Date le premesse, Obama ieri sera è parso fin troppo disteso e a suo agio nell'intraprendere una rappresentazione mediatica sul tema dell'opportunità con riferimenti a soggetti strategicamente inquadrati nel pubblico (l'imprenditirice agevolata da una linea di credito federale, il figlio di immigrati iscritto al college, il gestore di pizzerie che ha dato l'aumento al personale, la malata che grazie alla nuova mutua ha potuto operarsi senza fallire).
Una performance patinata fra lo standup comedy, la predica e l'arringa politica con un copione da spot elettorale. È mancata solo una adeguata colonna sonora per accompagnare i siparietti a base di medici condotti, bambini che aiutano i padri a mungere le bestie all'alba e soldati tornati dalla guerra al focolare domestico.

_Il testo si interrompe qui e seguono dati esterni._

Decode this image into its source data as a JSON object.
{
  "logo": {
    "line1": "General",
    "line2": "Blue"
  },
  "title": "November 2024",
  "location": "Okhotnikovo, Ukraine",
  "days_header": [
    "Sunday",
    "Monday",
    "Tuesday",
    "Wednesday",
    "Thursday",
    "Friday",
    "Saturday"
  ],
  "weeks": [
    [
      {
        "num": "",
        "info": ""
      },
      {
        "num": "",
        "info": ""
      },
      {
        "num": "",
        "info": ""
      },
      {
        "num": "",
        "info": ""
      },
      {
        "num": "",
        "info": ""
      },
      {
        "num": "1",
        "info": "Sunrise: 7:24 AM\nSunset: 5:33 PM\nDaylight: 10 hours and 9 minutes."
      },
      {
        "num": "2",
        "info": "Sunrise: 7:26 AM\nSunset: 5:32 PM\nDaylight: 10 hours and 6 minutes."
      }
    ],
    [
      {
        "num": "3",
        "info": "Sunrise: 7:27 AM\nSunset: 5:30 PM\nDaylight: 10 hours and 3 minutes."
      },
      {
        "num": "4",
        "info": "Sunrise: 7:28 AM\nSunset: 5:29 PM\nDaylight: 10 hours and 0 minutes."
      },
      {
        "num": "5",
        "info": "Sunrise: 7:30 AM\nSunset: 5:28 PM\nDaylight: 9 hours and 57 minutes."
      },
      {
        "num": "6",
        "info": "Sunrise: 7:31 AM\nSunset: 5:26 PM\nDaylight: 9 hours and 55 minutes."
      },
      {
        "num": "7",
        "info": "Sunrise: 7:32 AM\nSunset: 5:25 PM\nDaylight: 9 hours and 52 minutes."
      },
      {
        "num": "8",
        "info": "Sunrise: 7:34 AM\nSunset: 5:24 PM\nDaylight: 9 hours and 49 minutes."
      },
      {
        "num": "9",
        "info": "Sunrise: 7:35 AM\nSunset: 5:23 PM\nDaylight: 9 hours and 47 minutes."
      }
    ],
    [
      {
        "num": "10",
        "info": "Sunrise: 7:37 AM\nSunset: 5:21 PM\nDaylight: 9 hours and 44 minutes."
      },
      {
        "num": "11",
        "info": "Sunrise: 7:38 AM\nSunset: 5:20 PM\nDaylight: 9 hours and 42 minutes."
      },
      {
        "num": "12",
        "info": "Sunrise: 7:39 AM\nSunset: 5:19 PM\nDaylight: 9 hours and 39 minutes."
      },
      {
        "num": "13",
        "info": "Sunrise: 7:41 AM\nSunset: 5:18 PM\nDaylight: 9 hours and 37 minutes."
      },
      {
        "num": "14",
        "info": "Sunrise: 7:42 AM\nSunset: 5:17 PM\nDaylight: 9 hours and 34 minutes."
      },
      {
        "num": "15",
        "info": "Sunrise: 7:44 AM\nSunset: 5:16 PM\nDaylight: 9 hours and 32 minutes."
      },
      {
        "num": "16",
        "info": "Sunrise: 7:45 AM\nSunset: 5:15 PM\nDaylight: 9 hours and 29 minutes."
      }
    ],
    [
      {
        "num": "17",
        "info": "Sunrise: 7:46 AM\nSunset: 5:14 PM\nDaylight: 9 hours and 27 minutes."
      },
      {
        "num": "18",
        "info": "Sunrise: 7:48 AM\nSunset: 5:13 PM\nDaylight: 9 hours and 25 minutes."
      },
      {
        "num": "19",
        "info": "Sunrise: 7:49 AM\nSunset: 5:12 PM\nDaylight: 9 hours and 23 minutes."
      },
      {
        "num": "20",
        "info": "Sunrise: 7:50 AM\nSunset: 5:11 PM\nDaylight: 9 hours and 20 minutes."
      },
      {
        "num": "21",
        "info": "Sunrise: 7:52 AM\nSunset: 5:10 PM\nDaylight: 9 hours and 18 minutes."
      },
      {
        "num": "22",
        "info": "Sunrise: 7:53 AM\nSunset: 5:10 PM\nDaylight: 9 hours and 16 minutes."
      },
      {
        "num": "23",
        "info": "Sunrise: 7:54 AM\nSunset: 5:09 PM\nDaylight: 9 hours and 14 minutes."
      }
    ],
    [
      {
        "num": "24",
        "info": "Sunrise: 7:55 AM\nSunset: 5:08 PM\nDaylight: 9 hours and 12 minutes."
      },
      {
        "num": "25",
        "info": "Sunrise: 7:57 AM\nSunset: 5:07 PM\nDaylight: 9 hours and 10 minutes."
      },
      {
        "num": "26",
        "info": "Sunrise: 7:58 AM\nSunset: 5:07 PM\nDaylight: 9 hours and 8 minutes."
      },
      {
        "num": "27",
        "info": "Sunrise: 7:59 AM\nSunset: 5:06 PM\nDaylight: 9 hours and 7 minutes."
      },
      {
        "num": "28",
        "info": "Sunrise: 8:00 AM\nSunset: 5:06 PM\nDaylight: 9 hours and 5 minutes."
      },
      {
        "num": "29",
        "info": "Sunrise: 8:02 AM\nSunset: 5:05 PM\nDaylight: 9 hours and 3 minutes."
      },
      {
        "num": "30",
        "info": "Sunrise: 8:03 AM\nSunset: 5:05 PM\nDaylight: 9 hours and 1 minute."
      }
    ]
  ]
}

In questa cornice, Obama ha comunque ufficializzato l'aumento dei salari minimi da 7,50 dollari a 10,10 dollari, la cifra a cui si dovranno attenere da oggi gli appaltatori di beni e servizi al governo federale quali ad esempio i fornitori dell'esercito. La prima «azione esecutiva» dell'anno nasce dall'oggettiva necessità di rimediare alla sindrome dilagante del sottolavoro ma è anche la dimostrazione di quanto sia limitato l'effettivo raggio di azione del presidente.

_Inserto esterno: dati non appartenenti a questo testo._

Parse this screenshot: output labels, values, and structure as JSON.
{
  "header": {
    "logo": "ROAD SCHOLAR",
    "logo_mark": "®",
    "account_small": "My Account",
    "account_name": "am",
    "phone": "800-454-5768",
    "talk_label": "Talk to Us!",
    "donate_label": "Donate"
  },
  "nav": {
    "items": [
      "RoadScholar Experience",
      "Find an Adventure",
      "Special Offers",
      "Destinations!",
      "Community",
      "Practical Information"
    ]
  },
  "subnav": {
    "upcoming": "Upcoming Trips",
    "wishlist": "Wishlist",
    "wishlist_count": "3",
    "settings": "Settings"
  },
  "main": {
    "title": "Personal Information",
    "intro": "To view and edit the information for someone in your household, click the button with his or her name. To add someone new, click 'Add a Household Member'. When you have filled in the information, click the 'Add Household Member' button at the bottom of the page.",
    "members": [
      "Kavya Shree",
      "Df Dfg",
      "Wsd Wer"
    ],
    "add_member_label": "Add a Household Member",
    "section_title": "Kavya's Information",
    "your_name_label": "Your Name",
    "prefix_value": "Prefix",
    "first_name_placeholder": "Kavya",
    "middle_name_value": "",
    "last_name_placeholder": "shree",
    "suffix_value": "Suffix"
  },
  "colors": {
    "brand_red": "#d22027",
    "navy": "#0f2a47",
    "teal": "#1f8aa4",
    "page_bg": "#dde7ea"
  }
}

Per estendere l'aumento a tutti i dipendenti pubblici infatti non è sufficiente un decreto ma sono necessari i voti del parlamento, in particolare della camera a maggioranza repubblicana che difficilmente varerà una legge simile. Inoltre la facoltà di imporre minimi salariali al settore privato resta di competenza dei singoli stati che Obama ha potuto solo esortare a seguire il suo esempio.

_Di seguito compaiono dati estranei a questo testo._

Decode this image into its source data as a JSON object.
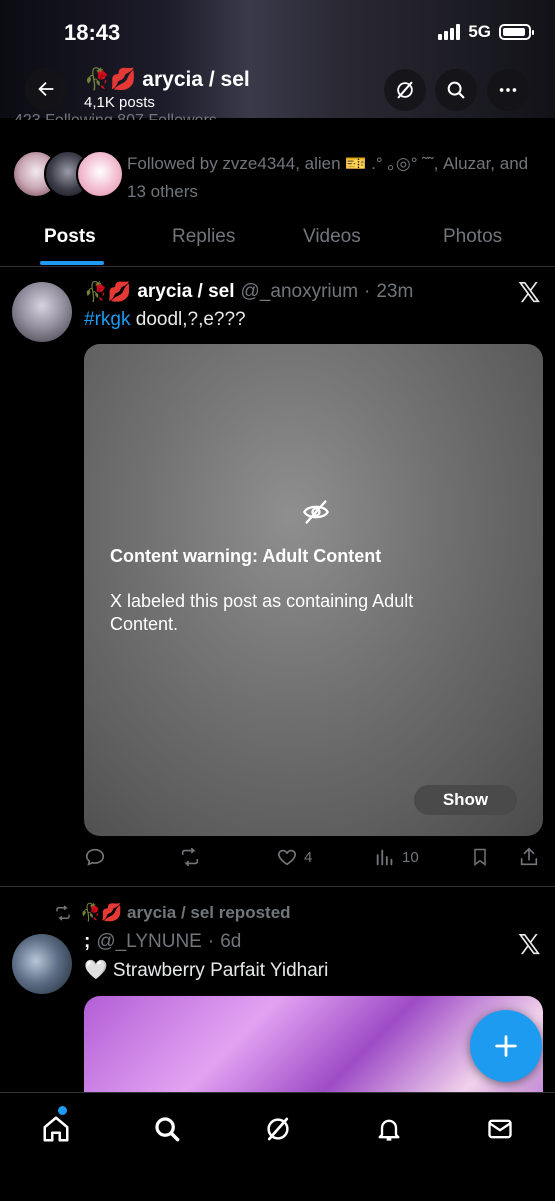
{
  "status_bar": {
    "time": "18:43",
    "network": "5G"
  },
  "header": {
    "name_emoji": "🥀💋",
    "name": "arycia / sel",
    "post_count": "4,1K posts",
    "following_text": "423 Following   807 Followers"
  },
  "followed_by": {
    "text": "Followed by zvze4344, alien 🎫 .° ｡◎° ˜˜, Aluzar, and 13 others"
  },
  "tabs": [
    {
      "label": "Posts",
      "active": true
    },
    {
      "label": "Replies",
      "active": false
    },
    {
      "label": "Videos",
      "active": false
    },
    {
      "label": "Photos",
      "active": false
    }
  ],
  "posts": [
    {
      "name_emoji": "🥀💋",
      "name": "arycia / sel",
      "handle": "@_anoxyrium",
      "sep": "·",
      "time": "23m",
      "hashtag": "#rkgk",
      "text": " doodl,?,e???",
      "warning_title": "Content warning: Adult Content",
      "warning_body": "X labeled this post as containing Adult Content.",
      "show_label": "Show",
      "likes": "4",
      "views": "10"
    },
    {
      "repost_by": "🥀💋 arycia / sel reposted",
      "name": ";",
      "handle": "@_LYNUNE",
      "sep": "·",
      "time": "6d",
      "text": "🤍 Strawberry Parfait Yidhari"
    }
  ],
  "x_logo": "𝕏",
  "colors": {
    "accent": "#1d9bf0",
    "muted": "#71767b",
    "background": "#000000"
  }
}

In tema di retribuzioni il presidente ha chiesto che vengano finalmente equiparati i compensi di uomini e donne («è ora di superare sistemi più adatti ad una puntata di Mad Men»). La politica estera è stato l'argomento su cui Obama almeno a parole, è risultato più spregiudicato, calcando sulla promessa mantenuta della «fine delle guerre» col ritiro dall'Iraq e quello di prossimo completamento dall'Afghanistan. La conclusione delle spedizioni nei due paesi deve essere l'occasione per un'inversione di rotta, la fine di massicce presenze militari a lungo termine che «rischiano tra l'altro di rivelarsi controproducenti» per privilegiare offensive diplomatiche nei punti critici, dalla Siria (non una parola sul fallimento della diplomazia in Libia ed Egitto), alla Palestina, all'Iran (ma il suo appello di appoggiare i negoziati con Tehran è stato accolto assai tiepidamente da un congresso che molto probabilmente si appresta a votare contro l'iniziativa di Kerry). Un accenno è stato rivolto anche nei confronti dello scandalo Nsa, quando Obama ha dichiarato di voler porre «limiti prudenti all'utilizzo dei droni» e «riformare i programmi di sorveglianza».
È seguita una dichiarazione su un tema che era stato centrale nella sua prima campagna elettorale. «Questo deve essere l'anno - ha dichiarato il presidente - in cui il congresso dà il via libera al trasferimento dei detenuti di modo da poter finalmente chiudere Guantanamo!» Una promessa che finora è stata uno dei fallimenti più dolorosi della sua presidenza; risulta difficile immaginare come possa riuscire a mantenerla adesso, nella sua fase «azzoppata».